A line from ‘Circular Vision’ – “oozing from one fate to another” – helps to unpick the etymological origins of fairy tale, one of the oldest literary genres. In her magisterial study, From the Beast to the Blonde: On Fairy Tales and their Tellers, Marina Warner traces the word ‘fairy’ to the Latin for fate: “It goes back to a Latin feminine word, fata, a rare variant of fatum (fate) which refers to a goddess of destiny.” Fairies in mythology, like the Sybils of Ancient Greece, possess prophetic powers and offer warnings of future calamity. The titular character in ‘Hey Louise’ is said to exploit catastrophe, while elsewhere legendary creatures have weird familial connections, a standard trope of the European fairy tale’s medieval universe. In ‘Take Me Down’, Grasskamp refers to “silk skin elkes” whom she loves, but who nevertheless leave her with bleeding feet. Elke is a German and Dutch given name that refers to kin and carries meanings of nobility and strength, but the songwriter uses its homonymic qualities in such a way as to imply an association with the selkie, the seal/human hybrid of Celtic and Norse mythology.

Female figures are both glorious models of freedom and benign natural power – the favoured springtime maiden of opener ‘Fruehling’ - and dangerous shapeshifters, like the cove-dwelling title character of ‘Hey Louise’ with her pistol and anthropomorphic imagistic connections with manta rays and jellyfish.
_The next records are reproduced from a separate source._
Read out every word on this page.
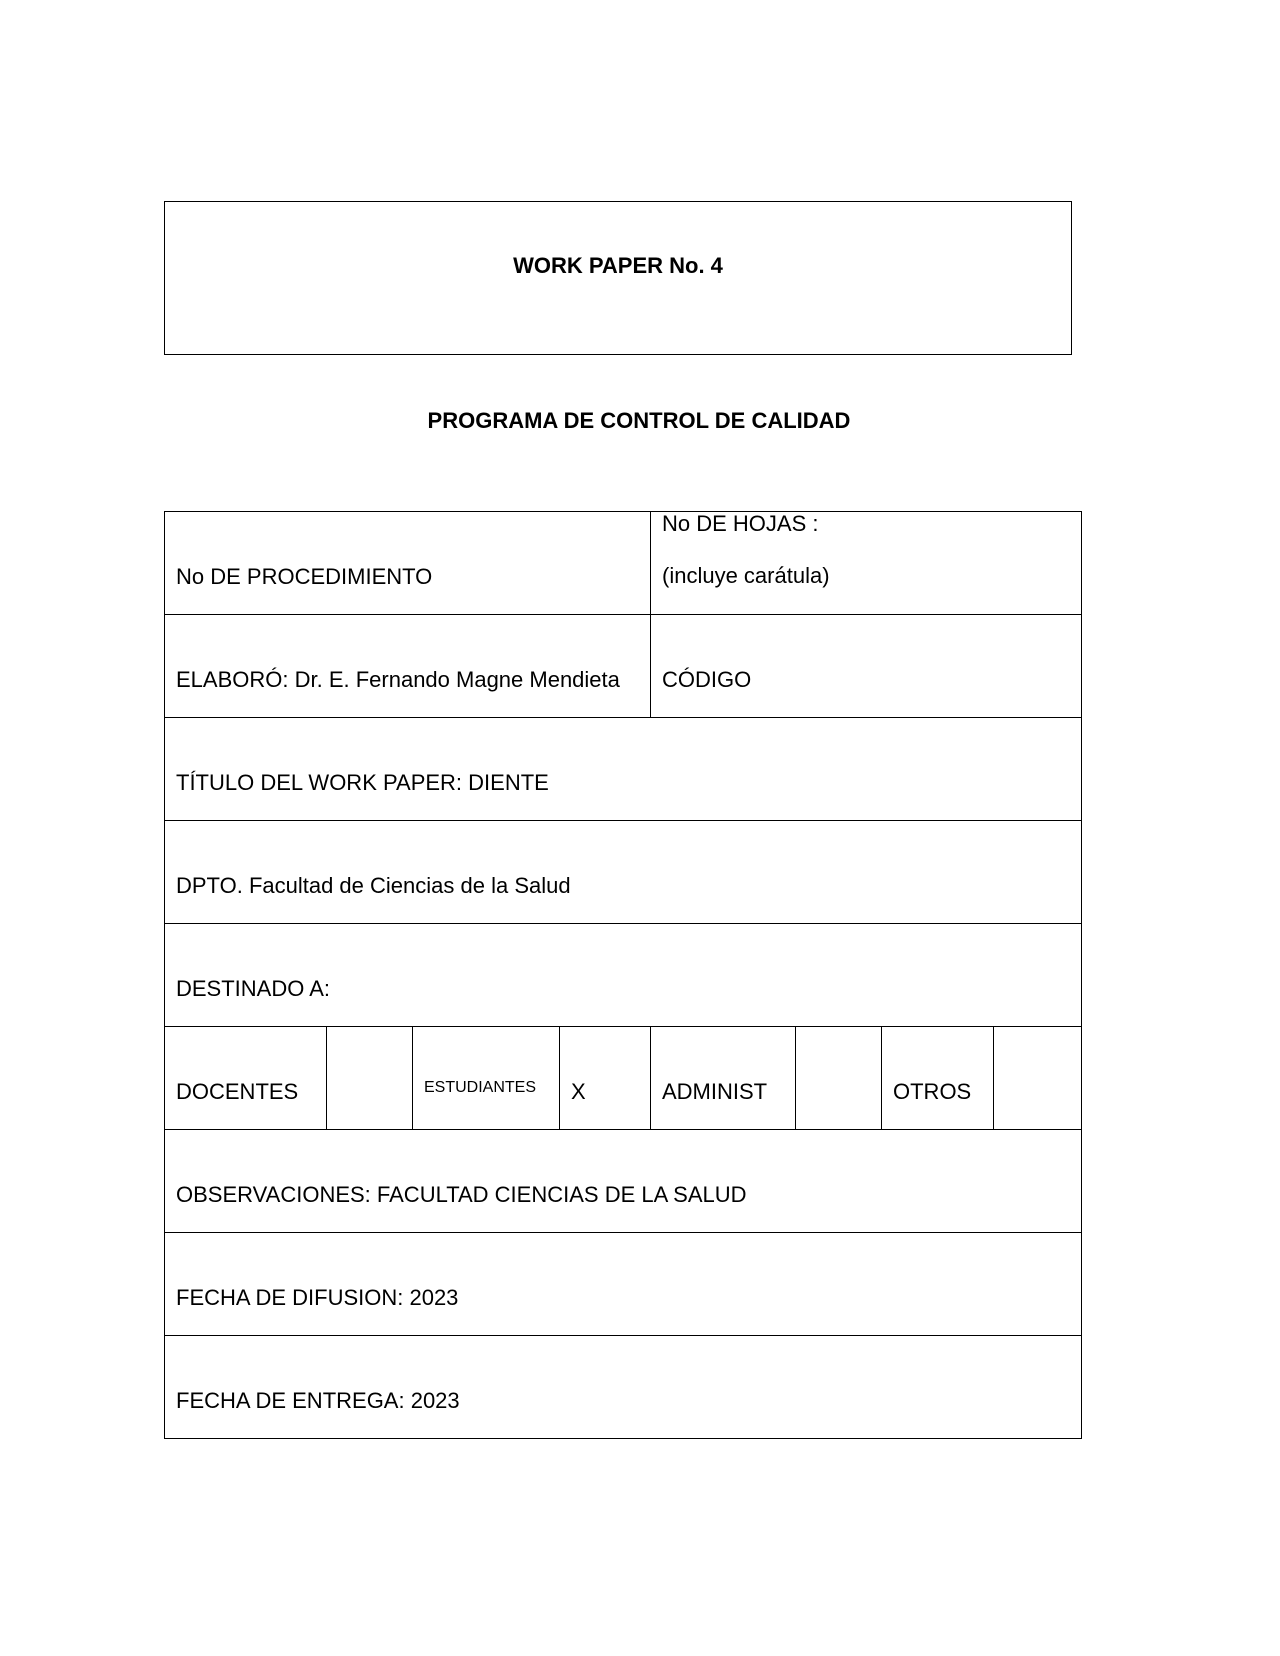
WORK PAPER No. 4
PROGRAMA DE CONTROL DE CALIDAD
No DE PROCEDIMIENTO				No DE HOJAS :
(incluye carátula)			

ELABORÓ: Dr. E. Fernando Magne Mendieta				CÓDIGO			
TÍTULO DEL WORK PAPER: DIENTE							
DPTO. Facultad de Ciencias de la Salud							
DESTINADO A:							
DOCENTES		ESTUDIANTES	X	ADMINIST		OTROS	
OBSERVACIONES: FACULTAD CIENCIAS DE LA SALUD							
FECHA DE DIFUSION: 2023							
FECHA DE ENTREGA: 2023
By the end of ‘Circular Vision’, the album’s final track, Grasskamp sings of being “sick and tired of the old ways.” Heritage and familial ties seem to be deeply ambivalent themes in her song world, alternately represented as beneficial or harmful chains from one perspective to the next. Her band mates complement her vision most neatly here to create the album’s strongest song, an eerie lament revolving majestically around a melancholic theme that evokes New Order’s instrumental ‘Elegia’ or the more glacial vistas of Lycia and Cocteau Twins.